The authors find that corporations that voluntarily adopted environmental and social policies by 1993—which they call High Sustainability companies—exhibit fundamentally different characteristics from companies that adopted almost none of these policies – those that they call Low Sustainability companies. They found that High Sustainability companies are more likely to have organized procedures for stakeholder engagement, to be more long-term oriented, and to exhibit more measurement and disclosure of nonfinancial information.

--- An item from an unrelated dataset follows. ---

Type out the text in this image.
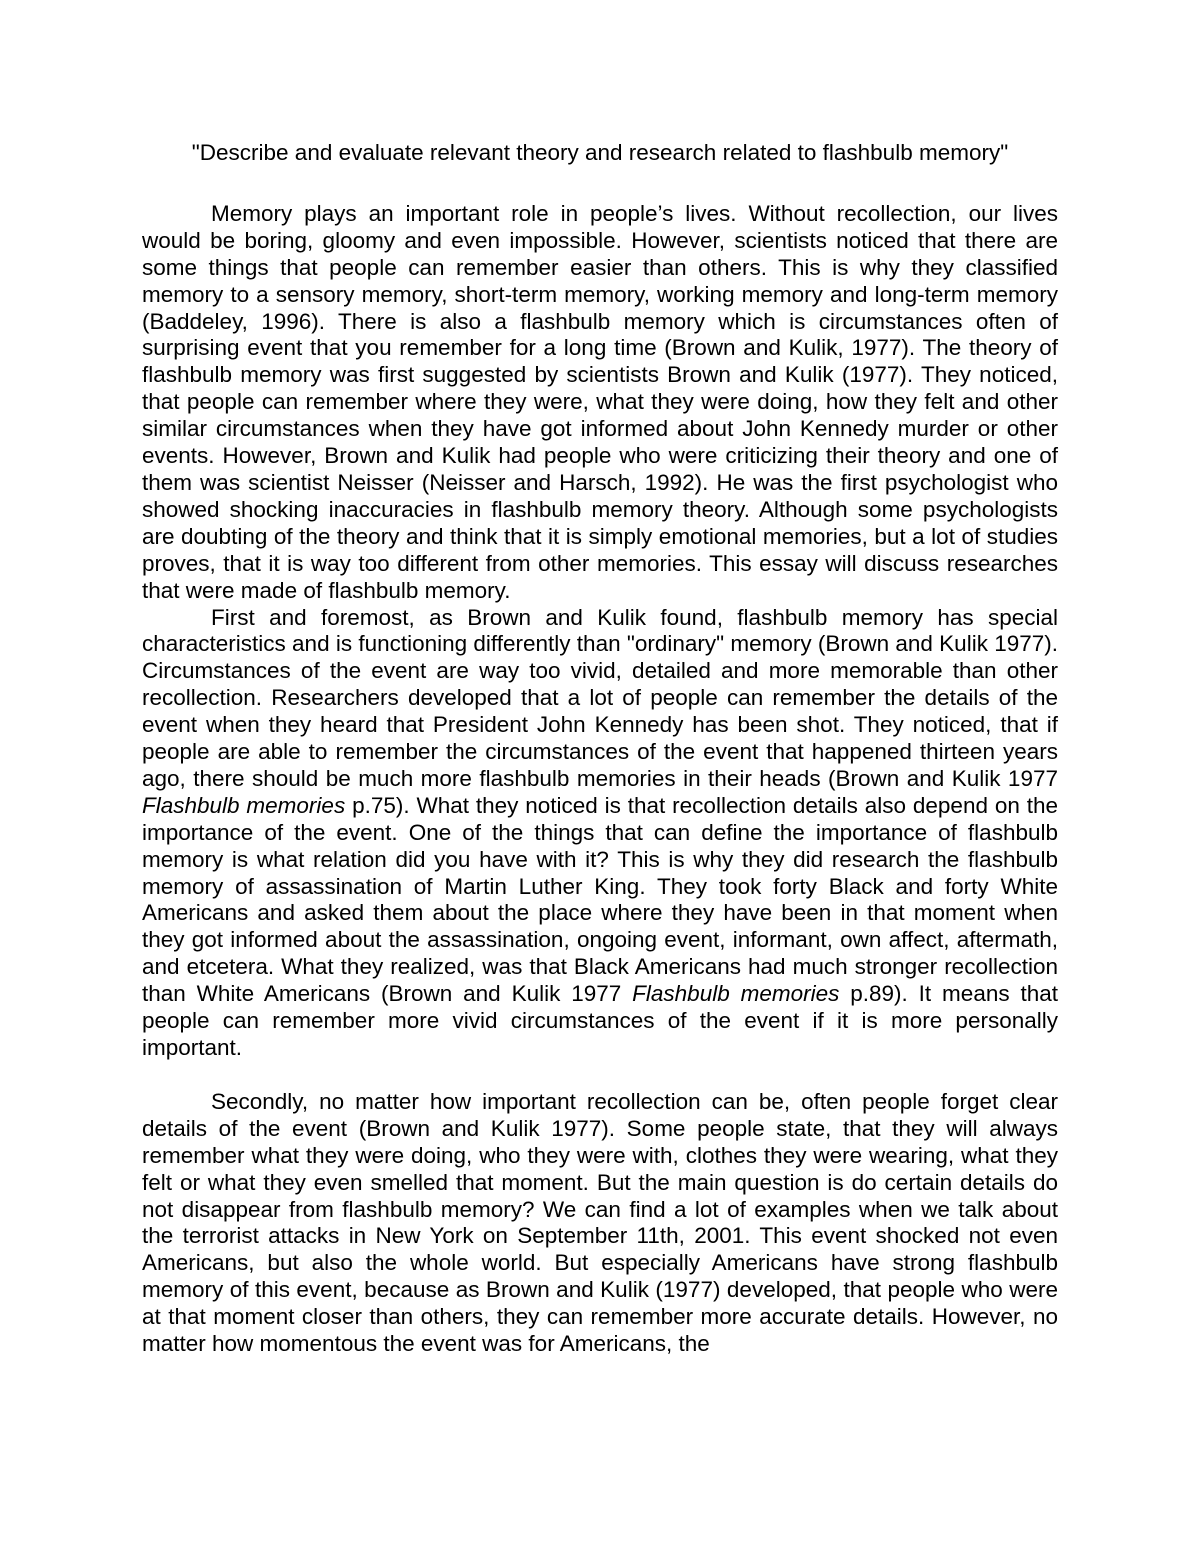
"Describe and evaluate relevant theory and research related to flashbulb memory"

Memory plays an important role in people’s lives. Without recollection, our lives would be boring, gloomy and even impossible. However, scientists noticed that there are some things that people can remember easier than others. This is why they classified memory to a sensory memory, short-term memory, working memory and long-term memory (Baddeley, 1996). There is also a flashbulb memory which is circumstances often of surprising event that you remember for a long time (Brown and Kulik, 1977). The theory of flashbulb memory was first suggested by scientists Brown and Kulik (1977). They noticed, that people can remember where they were, what they were doing, how they felt and other similar circumstances when they have got informed about John Kennedy murder or other events. However, Brown and Kulik had people who were criticizing their theory and one of them was scientist Neisser (Neisser and Harsch, 1992). He was the first psychologist who showed shocking inaccuracies in flashbulb memory theory. Although some psychologists are doubting of the theory and think that it is simply emotional memories, but a lot of studies proves, that it is way too different from other memories. This essay will discuss researches that were made of flashbulb memory.

First and foremost, as Brown and Kulik found, flashbulb memory has special characteristics and is functioning differently than "ordinary" memory (Brown and Kulik 1977). Circumstances of the event are way too vivid, detailed and more memorable than other recollection. Researchers developed that a lot of people can remember the details of the event when they heard that President John Kennedy has been shot. They noticed, that if people are able to remember the circumstances of the event that happened thirteen years ago, there should be much more flashbulb memories in their heads (Brown and Kulik 1977 Flashbulb memories p.75). What they noticed is that recollection details also depend on the importance of the event. One of the things that can define the importance of flashbulb memory is what relation did you have with it? This is why they did research the flashbulb memory of assassination of Martin Luther King. They took forty Black and forty White Americans and asked them about the place where they have been in that moment when they got informed about the assassination, ongoing event, informant, own affect, aftermath, and etcetera. What they realized, was that Black Americans had much stronger recollection than White Americans (Brown and Kulik 1977 Flashbulb memories p.89). It means that people can remember more vivid circumstances of the event if it is more personally important.

Secondly, no matter how important recollection can be, often people forget clear details of the event (Brown and Kulik 1977). Some people state, that they will always remember what they were doing, who they were with, clothes they were wearing, what they felt or what they even smelled that moment. But the main question is do certain details do not disappear from flashbulb memory? We can find a lot of examples when we talk about the terrorist attacks in New York on September 11th, 2001. This event shocked not even Americans, but also the whole world. But especially Americans have strong flashbulb memory of this event, because as Brown and Kulik (1977) developed, that people who were at that moment closer than others, they can remember more accurate details. However, no matter how momentous the event was for Americans, the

Their article provides yet more evidence that High Sustainability companies significantly outperform their counterparts over the long-term, both in terms of stock market and accounting performance. The outperformance is stronger in sectors where the customers are individual consumers, companies compete on the basis of brands and reputation, and in sectors where companies’ products significantly depend upon extracting large amounts of natural resources.

Some of the companies that they consider include:

  • Southwest Airlines – Identified employees and not shareholders as their primary stakeholders.
  • Novo Nordisk – Made the same determination about their patients.
  • Dow Chemical – Setting 10-year goals for the past 20 years, and recently ventured into a goal-setting process for the next 100 years.
  • Natura – the Brazilian personal care, door-to-door sales company that has beaten out Unilever, P&G and Avon for a dominant market share by committing to preserve biodiversity and offering products that have minimal environmental impact.

The working paper takes a deep look at questions that include:

  • Does the governance structure of firms that adopt environmental and social policies differ from that of other firms and, if yes, in what ways?
  • Do such firms have better stakeholder engagement processes and longer time horizons?
  • How do their measurement and reporting systems differ?
  • What are the performance implications of a culture of sustainability?
  • Could meeting other stakeholders’ expectations come at the cost of creating shareholder value?

One of the most insightful issues they dive into is the question of what is the relevant time frame over which economic value is created or destroyed becomes salient. “A short-term focus on creating value exclusively for shareholders may result in the loss of value over the longer term through a failure to make the necessary investments in process and product quality and safety. Such a short-term approach to decision-making often implies both an inter-temporal loss of profit and a negative externality being imposed on stakeholders. That is, managers take decisions that increase short-term profits, but reduce shareholder value over the long term and may hurt other stakeholders.”

The paper also explores the question of whether, and over what time frame, negative (positive) social and environmental externalities are eliminated (rewarded) and how that process affects long term value.

The paper concludes that performance is higher for the High Sustainability group compared to the Low Sustainability group by 4.8% on a value-weighted base, and by 2.3% on an equal weighted-base. They also find that High Sustainability firms perform better when considering rates of return, such as return-on-equity (ROE) and return-on-assets (ROA) and that this outperformance is more pronounced for firms that sell products directly to consumers vs. B-to-B. Consumer-focused companies compete on the basis of brand and reputation, and make substantial use of natural resources. Finally, using analyst forecasts of annual earnings they find that the market underestimated more the future profitability of the High Sustainability firms compared to the Low Sustainability ones.